This project is about B-Tree in Advanced Data Structures. It needs to be done in C++.
With different order values (m), searching for data in B-trees can take different execution times. In this project, for B-Trees, experimenting effects of different order values on searching is the main issue. Tests will be performed on Shakespeare's Sonnets dataset which is provided with project.
Building the Tree:
From command prompt, your b-tree builder implementation must take the order value (m). With respect to user-defined m, b-tree is built using Shakespeare's Sonnets dataset. This dataset contains one sentence in each row. You must built a B-tree with using words as keys (use words as keys – use strcmp() function for lexical order). Node n which is represented with word w (key of n is w), should contain the list with two integers x and y (x is the order of word in the sentence and y is the order of sentence in the text ). Then program stores b-tree in a file for later use (main experiment part).

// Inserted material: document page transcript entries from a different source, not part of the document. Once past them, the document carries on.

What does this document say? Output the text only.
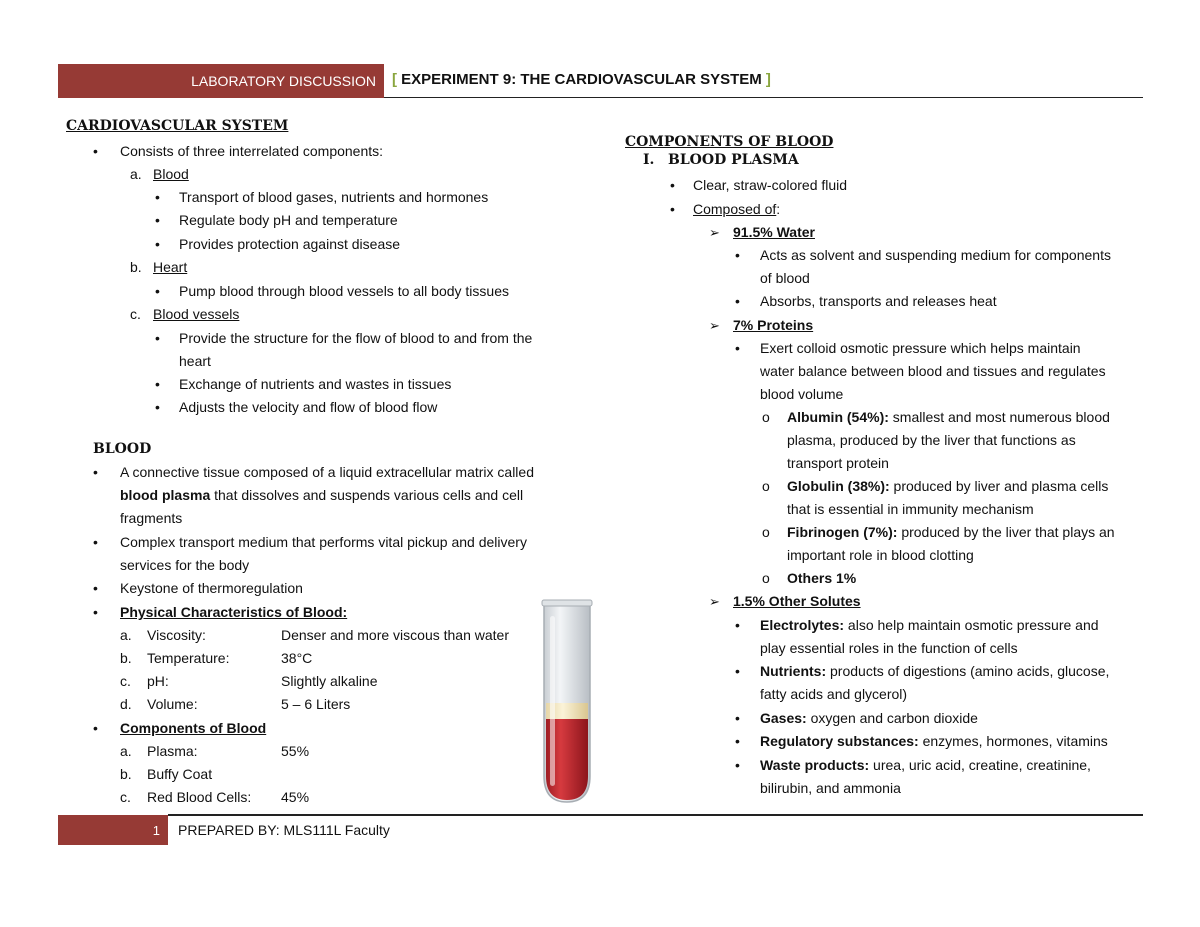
LABORATORY DISCUSSION [ EXPERIMENT 9: THE CARDIOVASCULAR SYSTEM ]
CARDIOVASCULAR SYSTEM
• Consists of three interrelated components:
a. Blood
• Transport of blood gases, nutrients and hormones
• Regulate body pH and temperature
• Provides protection against disease
b. Heart
• Pump blood through blood vessels to all body tissues
c. Blood vessels
• Provide the structure for the flow of blood to and from the
heart
• Exchange of nutrients and wastes in tissues
• Adjusts the velocity and flow of blood flow
BLOOD
• A connective tissue composed of a liquid extracellular matrix called
blood plasma that dissolves and suspends various cells and cell
fragments
• Complex transport medium that performs vital pickup and delivery
services for the body
• Keystone of thermoregulation
• Physical Characteristics of Blood:
a. Viscosity:	Denser and more viscous than water
b. Temperature:	38°C
c. pH:	Slightly alkaline
d. Volume:	5 – 6 Liters
• Components of Blood
a. Plasma:	55%
b. Buffy Coat
c. Red Blood Cells: 45%
COMPONENTS OF BLOOD
I. BLOOD PLASMA
• Clear, straw-colored fluid
• Composed of:
➢ 91.5% Water
• Acts as solvent and suspending medium for components
of blood
• Absorbs, transports and releases heat
➢ 7% Proteins
• Exert colloid osmotic pressure which helps maintain
water balance between blood and tissues and regulates
blood volume
o Albumin (54%): smallest and most numerous blood
plasma, produced by the liver that functions as
transport protein
o Globulin (38%): produced by liver and plasma cells
that is essential in immunity mechanism
o Fibrinogen (7%): produced by the liver that plays an
important role in blood clotting
o Others 1%
➢ 1.5% Other Solutes
• Electrolytes: also help maintain osmotic pressure and
play essential roles in the function of cells
• Nutrients: products of digestions (amino acids, glucose,
fatty acids and glycerol)
• Gases: oxygen and carbon dioxide
• Regulatory substances: enzymes, hormones, vitamins
• Waste products: urea, uric acid, creatine, creatinine,
bilirubin, and ammonia
1 PREPARED BY: MLS111L Faculty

For example, suppose that word ‘advanced’ is placed in the 2th word of the 4nd sentence and 5th word of the 6th sentence. Then the node for key ‘Advanced’ contains following couples: (2,4), (5,6).
For the first step, define a rule of heuristic for determining sentences (sentences must not be determined with 100% accuracy – it is ok). Split your sentences into words from spaces and then perform following operations on the words
- Make all characters lowercase
- Eliminate all characters except for letters
Then build the B-tree considering the words finally obtained.
Searching for the words:
With using the stored B-tree with your B-Tree builder implementation, your searcher implementation searches n words which are given from command prompt. There is a node with given word in B-tree, program outputs the data which is contained by that node. Otherwise program outputs an error message for that search. Finally, program outputs the total execution time.